Un ejemplo: los humanos, como todos los primates, somos amamantados en la primera infancia, por lo que existe en el intestino humano una enzima (lactasa) que permite romper el azúcar de la leche (lactosa) en dos azúcares simples (glucosa y galactosa) que pueden ser metabolizados por el intestino. Cerca de los 5 años, la enzima lactasa deja de producirse, porque durante millones de años la lactancia materna se cortaba mucho antes, de manera que, no habiendo otra fuente de leche, carecer de lactasa no era determinante para la supervivencia. Pero hace 10.000 años la domesticación de mamíferos mansos permitió el ordeñe de burras, camellas, cabras, vacas, yaks y/o yeguas; entonces, el no poder metabolizar la leche de los rebaños más allá de los 5 años hacía que los pastores adultos perdieran una fuente alimentaria de primera. Para sobreponerse a esta adversidad “inventaron” la forma de predigerir la leche en forma de yogures y quesos. Expuestos a la leche de sus rebaños –y no por voluntad propia– se fijaron en los pueblos pastores cinco mutaciones que permiten la síntesis de la enzima hasta la adultez. Hoy la mitad del mundo es genéticamente tolerante (descienden de los pastores mutantes) y la otra mitad mantiene el genotipo ancestral (descendientes de los pueblos que domesticaron otras especies como cerdos y llamas, que no son ordeñados). ¿Qué es “natural” ante el consumo de leche? ¿Lo natural es la intolerancia porque es el tipo ancestral? ¿O la tolerancia es cultura hecha naturaleza, porque un rasgo cultural –la domesticación de ganado de ordeñe, la invención de los lácteos y el modo de vida pastoril– seleccionó nuestro genotipo?
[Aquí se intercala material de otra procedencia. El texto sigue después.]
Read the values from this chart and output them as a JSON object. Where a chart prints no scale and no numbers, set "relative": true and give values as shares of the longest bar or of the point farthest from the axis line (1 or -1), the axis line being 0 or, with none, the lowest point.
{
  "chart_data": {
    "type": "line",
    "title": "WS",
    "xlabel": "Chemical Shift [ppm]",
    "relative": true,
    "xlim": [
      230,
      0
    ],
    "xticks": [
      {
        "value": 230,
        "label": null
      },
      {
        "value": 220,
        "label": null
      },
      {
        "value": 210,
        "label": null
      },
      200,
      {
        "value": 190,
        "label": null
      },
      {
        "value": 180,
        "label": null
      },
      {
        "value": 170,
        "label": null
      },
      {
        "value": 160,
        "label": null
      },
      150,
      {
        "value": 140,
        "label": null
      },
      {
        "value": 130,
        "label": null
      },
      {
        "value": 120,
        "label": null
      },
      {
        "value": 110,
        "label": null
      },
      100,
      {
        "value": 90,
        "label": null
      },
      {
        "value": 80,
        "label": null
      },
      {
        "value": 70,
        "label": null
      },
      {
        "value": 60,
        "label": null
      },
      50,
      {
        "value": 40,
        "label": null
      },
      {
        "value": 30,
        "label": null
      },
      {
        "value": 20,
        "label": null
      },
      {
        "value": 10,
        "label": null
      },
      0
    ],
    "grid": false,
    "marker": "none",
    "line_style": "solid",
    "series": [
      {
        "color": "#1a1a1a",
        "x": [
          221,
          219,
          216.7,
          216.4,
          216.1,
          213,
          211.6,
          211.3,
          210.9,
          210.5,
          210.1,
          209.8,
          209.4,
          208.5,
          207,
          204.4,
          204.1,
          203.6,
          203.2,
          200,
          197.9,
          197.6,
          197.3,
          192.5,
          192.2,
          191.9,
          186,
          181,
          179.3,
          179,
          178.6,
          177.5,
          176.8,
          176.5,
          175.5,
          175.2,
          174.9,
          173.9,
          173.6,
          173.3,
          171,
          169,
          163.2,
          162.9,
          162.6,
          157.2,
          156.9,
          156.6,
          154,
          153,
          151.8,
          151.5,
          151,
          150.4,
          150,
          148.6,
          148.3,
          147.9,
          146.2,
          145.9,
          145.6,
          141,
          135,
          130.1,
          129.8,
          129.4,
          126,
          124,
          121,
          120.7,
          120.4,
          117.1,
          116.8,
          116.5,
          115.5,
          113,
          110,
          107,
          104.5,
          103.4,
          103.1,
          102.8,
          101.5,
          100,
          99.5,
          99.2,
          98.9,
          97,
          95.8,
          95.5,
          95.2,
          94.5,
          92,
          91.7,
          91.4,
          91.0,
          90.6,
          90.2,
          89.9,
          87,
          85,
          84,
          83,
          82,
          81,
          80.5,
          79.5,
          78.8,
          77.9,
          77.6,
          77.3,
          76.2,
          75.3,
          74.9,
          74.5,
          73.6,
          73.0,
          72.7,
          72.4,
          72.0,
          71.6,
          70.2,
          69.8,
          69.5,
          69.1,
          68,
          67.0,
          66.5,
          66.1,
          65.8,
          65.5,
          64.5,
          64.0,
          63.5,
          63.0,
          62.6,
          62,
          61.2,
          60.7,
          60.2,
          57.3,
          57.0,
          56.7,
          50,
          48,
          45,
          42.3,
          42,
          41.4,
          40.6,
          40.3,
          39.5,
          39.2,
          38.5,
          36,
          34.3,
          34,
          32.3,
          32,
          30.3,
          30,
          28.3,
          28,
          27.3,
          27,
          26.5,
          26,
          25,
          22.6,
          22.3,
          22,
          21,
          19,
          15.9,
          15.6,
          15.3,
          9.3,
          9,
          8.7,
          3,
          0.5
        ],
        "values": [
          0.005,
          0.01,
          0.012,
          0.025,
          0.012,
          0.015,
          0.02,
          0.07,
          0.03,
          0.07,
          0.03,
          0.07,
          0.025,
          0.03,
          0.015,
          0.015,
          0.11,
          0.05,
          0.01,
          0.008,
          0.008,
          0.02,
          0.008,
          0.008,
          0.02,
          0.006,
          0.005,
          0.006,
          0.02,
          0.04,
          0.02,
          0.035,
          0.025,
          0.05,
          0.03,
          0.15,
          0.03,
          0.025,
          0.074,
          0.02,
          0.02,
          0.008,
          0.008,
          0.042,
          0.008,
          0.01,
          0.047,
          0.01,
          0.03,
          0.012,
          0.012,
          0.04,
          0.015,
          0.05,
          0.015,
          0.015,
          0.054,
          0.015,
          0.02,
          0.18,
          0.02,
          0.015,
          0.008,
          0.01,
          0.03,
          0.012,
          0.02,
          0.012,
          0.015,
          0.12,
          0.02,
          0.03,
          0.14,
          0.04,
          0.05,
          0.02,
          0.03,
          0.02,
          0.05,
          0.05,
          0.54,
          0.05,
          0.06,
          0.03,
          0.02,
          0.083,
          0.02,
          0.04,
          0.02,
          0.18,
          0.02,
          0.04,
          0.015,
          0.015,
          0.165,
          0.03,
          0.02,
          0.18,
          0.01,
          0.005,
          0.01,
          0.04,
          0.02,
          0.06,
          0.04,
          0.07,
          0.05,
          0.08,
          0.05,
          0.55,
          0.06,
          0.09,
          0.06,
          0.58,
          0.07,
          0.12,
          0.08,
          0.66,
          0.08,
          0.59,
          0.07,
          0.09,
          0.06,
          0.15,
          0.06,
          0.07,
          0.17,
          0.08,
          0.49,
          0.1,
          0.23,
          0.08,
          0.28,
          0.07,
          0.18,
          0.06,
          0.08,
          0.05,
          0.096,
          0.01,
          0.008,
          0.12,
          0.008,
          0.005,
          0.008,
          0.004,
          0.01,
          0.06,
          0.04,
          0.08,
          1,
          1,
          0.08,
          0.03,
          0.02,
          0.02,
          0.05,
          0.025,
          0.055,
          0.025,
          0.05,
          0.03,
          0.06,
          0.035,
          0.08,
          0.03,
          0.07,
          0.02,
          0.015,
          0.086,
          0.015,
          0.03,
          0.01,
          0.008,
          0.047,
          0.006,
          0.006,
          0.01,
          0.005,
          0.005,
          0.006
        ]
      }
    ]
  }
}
Hay una concepción ideológica en el discurso naturalizador, ya que al reducir a la biología de los individuos lo que son problemas sociales, se obturan las posibilidades de soluciones de índole colectiva.

Diferente de la naturalización, pero tan reductora como aquella, la normalización es el proceso por el cual algunos comportamientos e ideas se consideran así por repetición, ideología, publicidad y se dan por sentado sin cuestionarse. Cuando se dice que a los niños no les gustan las verduras o que no toman agua porque lo único que les gusta son las gaseosas, se evita cuestionar quién les enseñó a comer, cómo aprendieron a gustar, qué les ofrecen los adultos.